Run RTSP Camera Capture and AI Inference#

This guide explains how to set up and run the RTSP camera capture and AI inference pipeline.

Download AI Model and Resources#

First, download the necessary AI models and supporting libraries.

git clone https://github.com/open-edge-platform/edge-ai-libraries.git
cd edge-ai-libraries/microservices/dlstreamer-pipeline-server
wget -c https://github.com/open-edge-platform/edge-ai-resources/raw/a7c9522f5f936c47de8922046db7d7add13f93a0/models/INT8/pallet_defect_detection.zip
unzip -q pallet_defect_detection.zip -d models/
cd docker

Configure the Environment#

Before running the services, you need to configure the environment variables.

Update .env file#

Set the MQTT_PORT in the .env file. If you are behind a proxy, configure the proxy settings as well.

MQTT_PORT=1883
# http_proxy=...
# https_proxy=...

Copy Configuration Files#

Copy the ptp_frame_timestamp.py and config.json from the deterministic-threat-detection module to the current docker directory.

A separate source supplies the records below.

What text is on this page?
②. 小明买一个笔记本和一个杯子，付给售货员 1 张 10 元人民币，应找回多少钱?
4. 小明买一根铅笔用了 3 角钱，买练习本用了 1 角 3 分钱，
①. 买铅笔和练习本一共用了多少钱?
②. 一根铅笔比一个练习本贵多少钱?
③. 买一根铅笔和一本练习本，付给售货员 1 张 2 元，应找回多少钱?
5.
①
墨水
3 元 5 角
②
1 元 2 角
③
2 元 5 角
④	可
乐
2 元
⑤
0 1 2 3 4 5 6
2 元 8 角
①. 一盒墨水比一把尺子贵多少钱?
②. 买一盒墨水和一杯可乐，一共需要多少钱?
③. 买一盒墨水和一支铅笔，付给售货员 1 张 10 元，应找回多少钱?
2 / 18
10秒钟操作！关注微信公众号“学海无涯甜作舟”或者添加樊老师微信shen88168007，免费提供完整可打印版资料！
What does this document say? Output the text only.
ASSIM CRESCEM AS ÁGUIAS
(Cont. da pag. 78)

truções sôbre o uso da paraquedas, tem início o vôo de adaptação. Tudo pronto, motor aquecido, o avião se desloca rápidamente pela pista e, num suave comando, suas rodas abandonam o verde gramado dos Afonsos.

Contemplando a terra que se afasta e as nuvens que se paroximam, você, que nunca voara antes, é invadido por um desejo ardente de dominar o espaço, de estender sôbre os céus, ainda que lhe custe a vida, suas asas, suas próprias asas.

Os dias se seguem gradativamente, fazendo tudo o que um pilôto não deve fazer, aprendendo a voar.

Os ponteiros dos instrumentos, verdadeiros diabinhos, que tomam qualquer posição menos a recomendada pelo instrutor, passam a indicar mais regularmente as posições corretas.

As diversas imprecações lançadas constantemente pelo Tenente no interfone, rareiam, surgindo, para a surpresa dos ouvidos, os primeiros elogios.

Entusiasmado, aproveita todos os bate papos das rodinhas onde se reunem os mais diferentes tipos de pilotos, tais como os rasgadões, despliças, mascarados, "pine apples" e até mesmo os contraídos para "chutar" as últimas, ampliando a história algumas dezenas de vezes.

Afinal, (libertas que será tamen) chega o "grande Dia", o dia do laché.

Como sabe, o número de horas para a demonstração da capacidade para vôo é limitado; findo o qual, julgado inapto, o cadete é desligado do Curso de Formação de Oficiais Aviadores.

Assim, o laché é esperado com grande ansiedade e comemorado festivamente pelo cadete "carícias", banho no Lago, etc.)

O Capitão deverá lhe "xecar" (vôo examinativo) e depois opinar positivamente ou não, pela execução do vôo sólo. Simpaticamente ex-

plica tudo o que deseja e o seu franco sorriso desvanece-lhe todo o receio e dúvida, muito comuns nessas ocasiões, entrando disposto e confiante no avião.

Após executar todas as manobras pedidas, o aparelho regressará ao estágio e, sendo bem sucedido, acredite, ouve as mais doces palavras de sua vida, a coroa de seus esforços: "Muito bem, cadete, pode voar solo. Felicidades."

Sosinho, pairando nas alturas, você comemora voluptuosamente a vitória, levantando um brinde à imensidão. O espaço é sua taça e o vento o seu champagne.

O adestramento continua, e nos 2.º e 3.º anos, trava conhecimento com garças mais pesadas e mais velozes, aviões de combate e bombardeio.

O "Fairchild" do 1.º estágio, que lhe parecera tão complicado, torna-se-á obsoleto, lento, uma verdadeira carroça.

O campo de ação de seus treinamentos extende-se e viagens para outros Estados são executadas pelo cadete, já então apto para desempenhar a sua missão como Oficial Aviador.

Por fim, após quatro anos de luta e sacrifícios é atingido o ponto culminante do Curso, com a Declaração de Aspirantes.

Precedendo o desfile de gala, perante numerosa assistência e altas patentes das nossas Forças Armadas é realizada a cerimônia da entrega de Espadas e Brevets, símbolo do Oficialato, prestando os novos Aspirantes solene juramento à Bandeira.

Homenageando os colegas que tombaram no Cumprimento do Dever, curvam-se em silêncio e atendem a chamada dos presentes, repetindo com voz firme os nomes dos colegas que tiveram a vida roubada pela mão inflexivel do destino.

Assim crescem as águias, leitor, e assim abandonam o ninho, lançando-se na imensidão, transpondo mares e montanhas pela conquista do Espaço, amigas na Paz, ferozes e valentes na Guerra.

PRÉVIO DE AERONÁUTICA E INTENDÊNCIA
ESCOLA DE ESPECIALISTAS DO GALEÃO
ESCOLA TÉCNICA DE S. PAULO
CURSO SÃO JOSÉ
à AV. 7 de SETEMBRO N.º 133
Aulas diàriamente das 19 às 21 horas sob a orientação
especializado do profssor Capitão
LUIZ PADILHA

cp edge-ai-suites/metro-ai-suite/deterministic-threat-detection/rtsp_camera_stream/ptp_frame_timestamp.py .
cp edge-ai-suites/metro-ai-suite/deterministic-threat-detection/rtsp_camera_stream/config.json .

Note: Make sure to update the RTSP camera <rtsp-camera-username>, <rtsp-camera-password>, and <rtsp-camera-url> in the config.json file before proceeding. Also, add the RTSP camera IP to the no_proxy environment variable if you are behind a proxy.

Update Docker Compose File#

Comment the existing resources folder mapping and add volume mappings to the docker-compose.yml file to make the custom script and configuration available to the dlstreamer-pipeline-server container.

services:
  dlstreamer-pipeline-server:
    # ... existing configuration ...
    volumes:
      # - "../resources:/home/pipeline-server/resources/"
      - "../models:/home/pipeline-server/resources/"
      - "./ptp_frame_timestamp.py:/home/pipeline-server/ptp_frame_timestamp.py"
      - "./config.json:/home/pipeline-server/config.json"
      # ... other volumes ...

Run the Services#

Start the services using Docker Compose.

docker compose up -d

Start the RTSP Camera Pipeline#

Finally, start the pipeline by sending a POST request to the pipeline server.

curl -k http://localhost:8080/pipelines/user_defined_pipelines/rtsp_camera_pipeline -X POST -H 'Content-Type: application/json' -d '{
    "destination": {
        "metadata": {
            "type": "mqtt",
            "publish_frame": true,
            "topic": "tsn_demo/camera/inference"
        }
    },
    "parameters": {
        "detection-properties": {
            "model": "/home/pipeline-server/resources/deployment/Detection/model/model.xml",
            "device": "CPU"
        }
    }
}'

Note: Update the topic name if you are running the pipeline on multiple machines.